El trámite legal es sencillo. Lo que no siempre resulta tan evidente es lo que ocurre después con el seguro del edificio. Cada cargador eléctrico en garaje comunitario que entra en funcionamiento modifica, aunque sea de forma discreta, el perfil de riesgo que la aseguradora evaluó cuando se contrató la póliza. Y ese detalle, si nadie lo gestiona a tiempo, puede convertirse en un problema serio el día que ocurra un siniestro. En JLA Asociados acompañamos a administradores de fincas que necesitan tener esto controlado antes de que llegue el disgusto, no después.
Por qué un cargador cambia la evaluación del riesgo de incendio
Una aseguradora fija la prima de la comunidad calculando un riesgo concreto en el momento de la contratación. Ese cálculo parte de unos supuestos: qué hay en el garaje, cómo está construido, qué tipo de vehículos circulan por él. La llegada de coches eléctricos y de sus puntos de recarga altera ese escenario de partida, y no es un matiz menor.

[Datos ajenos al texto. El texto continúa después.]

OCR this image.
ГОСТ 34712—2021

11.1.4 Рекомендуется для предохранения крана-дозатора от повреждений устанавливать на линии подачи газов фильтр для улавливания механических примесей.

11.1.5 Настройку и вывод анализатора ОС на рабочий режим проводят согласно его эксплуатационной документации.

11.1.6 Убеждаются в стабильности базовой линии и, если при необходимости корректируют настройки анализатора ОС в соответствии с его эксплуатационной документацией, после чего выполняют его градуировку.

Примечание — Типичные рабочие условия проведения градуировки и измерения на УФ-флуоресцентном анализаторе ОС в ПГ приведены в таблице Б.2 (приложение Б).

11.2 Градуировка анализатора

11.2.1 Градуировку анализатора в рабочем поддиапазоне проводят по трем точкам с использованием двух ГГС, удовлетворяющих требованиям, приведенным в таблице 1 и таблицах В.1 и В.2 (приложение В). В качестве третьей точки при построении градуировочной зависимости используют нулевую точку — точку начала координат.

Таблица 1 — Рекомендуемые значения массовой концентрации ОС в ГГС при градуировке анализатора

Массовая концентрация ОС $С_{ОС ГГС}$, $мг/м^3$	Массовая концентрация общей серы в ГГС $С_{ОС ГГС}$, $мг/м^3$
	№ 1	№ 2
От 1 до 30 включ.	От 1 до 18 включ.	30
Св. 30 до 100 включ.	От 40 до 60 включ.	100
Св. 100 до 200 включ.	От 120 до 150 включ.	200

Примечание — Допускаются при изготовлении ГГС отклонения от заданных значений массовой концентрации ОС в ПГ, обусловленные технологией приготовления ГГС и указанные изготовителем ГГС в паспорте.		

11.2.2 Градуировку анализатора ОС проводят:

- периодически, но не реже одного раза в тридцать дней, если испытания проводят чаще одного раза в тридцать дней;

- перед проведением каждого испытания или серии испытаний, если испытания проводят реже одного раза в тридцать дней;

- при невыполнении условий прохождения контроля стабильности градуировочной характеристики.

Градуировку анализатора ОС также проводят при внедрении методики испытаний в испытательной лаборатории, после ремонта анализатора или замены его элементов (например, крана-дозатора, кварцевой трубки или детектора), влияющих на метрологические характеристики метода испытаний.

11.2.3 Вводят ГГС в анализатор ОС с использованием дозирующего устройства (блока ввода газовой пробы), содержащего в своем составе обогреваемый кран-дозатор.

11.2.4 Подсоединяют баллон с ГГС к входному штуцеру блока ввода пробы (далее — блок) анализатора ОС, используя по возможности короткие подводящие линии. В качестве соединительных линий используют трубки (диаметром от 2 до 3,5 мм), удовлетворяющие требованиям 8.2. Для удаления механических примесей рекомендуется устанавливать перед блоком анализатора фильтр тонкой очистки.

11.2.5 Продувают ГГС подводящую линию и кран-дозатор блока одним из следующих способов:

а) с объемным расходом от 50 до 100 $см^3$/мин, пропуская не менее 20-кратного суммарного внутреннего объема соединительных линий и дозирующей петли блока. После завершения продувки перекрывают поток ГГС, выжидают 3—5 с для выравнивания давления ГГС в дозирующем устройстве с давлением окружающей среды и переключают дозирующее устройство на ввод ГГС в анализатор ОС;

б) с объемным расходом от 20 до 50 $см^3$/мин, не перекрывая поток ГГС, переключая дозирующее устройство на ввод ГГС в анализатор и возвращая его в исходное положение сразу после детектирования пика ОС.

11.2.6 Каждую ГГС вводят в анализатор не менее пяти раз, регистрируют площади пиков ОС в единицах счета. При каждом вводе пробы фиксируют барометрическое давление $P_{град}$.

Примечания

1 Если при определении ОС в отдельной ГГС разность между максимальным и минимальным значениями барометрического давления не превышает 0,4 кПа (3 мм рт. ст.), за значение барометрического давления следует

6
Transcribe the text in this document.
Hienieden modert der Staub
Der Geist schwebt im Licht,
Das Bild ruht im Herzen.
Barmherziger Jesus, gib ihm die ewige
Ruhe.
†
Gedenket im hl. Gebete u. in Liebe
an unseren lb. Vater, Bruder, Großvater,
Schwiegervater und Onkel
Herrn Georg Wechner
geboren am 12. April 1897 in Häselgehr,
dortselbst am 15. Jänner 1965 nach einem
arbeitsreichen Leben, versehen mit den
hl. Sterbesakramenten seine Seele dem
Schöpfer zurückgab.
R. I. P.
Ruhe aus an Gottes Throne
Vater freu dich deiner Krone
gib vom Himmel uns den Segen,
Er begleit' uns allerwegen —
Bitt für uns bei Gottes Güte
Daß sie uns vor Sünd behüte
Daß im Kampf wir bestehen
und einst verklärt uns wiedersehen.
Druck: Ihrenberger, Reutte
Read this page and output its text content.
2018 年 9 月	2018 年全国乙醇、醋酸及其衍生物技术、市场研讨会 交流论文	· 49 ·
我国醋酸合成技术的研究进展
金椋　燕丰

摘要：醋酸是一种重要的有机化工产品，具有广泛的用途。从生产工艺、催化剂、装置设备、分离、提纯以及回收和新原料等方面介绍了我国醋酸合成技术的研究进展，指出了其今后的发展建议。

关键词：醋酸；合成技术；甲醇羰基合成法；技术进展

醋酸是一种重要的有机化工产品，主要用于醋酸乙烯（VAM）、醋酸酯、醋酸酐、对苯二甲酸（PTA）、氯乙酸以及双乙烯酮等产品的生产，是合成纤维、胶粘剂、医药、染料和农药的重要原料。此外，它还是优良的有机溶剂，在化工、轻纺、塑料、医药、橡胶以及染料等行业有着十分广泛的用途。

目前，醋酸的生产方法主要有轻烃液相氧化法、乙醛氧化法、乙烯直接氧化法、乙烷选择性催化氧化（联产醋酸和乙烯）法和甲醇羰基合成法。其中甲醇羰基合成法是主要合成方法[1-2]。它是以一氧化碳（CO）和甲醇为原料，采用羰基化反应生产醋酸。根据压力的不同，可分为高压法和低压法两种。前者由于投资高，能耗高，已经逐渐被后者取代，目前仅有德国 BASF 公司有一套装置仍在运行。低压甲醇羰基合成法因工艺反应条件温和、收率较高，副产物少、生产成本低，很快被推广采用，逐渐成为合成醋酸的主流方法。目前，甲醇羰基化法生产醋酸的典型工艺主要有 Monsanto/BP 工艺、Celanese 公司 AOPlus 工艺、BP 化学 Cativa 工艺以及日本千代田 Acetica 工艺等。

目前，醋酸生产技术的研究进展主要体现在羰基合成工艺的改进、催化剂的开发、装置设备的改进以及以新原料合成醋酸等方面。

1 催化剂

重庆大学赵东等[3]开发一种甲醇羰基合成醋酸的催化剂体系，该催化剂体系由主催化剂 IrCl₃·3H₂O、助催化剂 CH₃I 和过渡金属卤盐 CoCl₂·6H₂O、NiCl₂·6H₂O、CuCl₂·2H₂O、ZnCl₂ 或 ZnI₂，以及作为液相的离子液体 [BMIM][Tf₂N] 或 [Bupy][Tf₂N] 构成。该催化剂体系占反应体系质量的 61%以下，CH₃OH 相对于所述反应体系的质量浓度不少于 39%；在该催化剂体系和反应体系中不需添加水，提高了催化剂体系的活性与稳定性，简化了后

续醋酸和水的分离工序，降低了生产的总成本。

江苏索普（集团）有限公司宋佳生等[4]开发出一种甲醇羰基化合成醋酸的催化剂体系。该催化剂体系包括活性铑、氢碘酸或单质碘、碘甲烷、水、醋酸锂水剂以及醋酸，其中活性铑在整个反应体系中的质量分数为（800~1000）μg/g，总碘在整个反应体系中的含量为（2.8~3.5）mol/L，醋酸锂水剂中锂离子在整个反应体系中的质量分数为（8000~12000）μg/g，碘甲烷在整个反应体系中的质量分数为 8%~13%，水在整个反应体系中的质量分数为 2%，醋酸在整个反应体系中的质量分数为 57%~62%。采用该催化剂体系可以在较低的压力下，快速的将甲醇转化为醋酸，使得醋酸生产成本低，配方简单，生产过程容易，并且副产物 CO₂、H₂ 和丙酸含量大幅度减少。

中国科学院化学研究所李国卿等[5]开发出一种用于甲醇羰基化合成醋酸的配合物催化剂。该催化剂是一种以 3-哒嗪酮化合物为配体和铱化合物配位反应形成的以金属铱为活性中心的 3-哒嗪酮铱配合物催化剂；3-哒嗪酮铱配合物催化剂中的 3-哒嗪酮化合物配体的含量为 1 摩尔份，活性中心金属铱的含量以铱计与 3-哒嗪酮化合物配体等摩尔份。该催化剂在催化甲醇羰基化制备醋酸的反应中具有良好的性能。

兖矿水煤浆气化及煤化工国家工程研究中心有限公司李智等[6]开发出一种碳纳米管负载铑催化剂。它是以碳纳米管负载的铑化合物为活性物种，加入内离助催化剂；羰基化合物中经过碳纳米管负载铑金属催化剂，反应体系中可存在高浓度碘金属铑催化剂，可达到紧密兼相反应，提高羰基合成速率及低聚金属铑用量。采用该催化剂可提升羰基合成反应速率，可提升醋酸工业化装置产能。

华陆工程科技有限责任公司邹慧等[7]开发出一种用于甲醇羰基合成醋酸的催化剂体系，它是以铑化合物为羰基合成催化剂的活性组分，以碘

Las baterías de iones de litio se comportan de forma muy distinta ante el fuego que un motor de combustión. Cuando falla una celda, puede producirse lo que los técnicos llaman embalamiento térmico: un sobrecalentamiento en cadena que dispara la temperatura en segundos y resulta extraordinariamente difícil de apagar con los medios habituales de un garaje. El incendio resultante no solo es más violento, también genera gases corrosivos que dañan estructura, instalaciones y vehículos vecinos mucho más allá del punto donde empezó todo.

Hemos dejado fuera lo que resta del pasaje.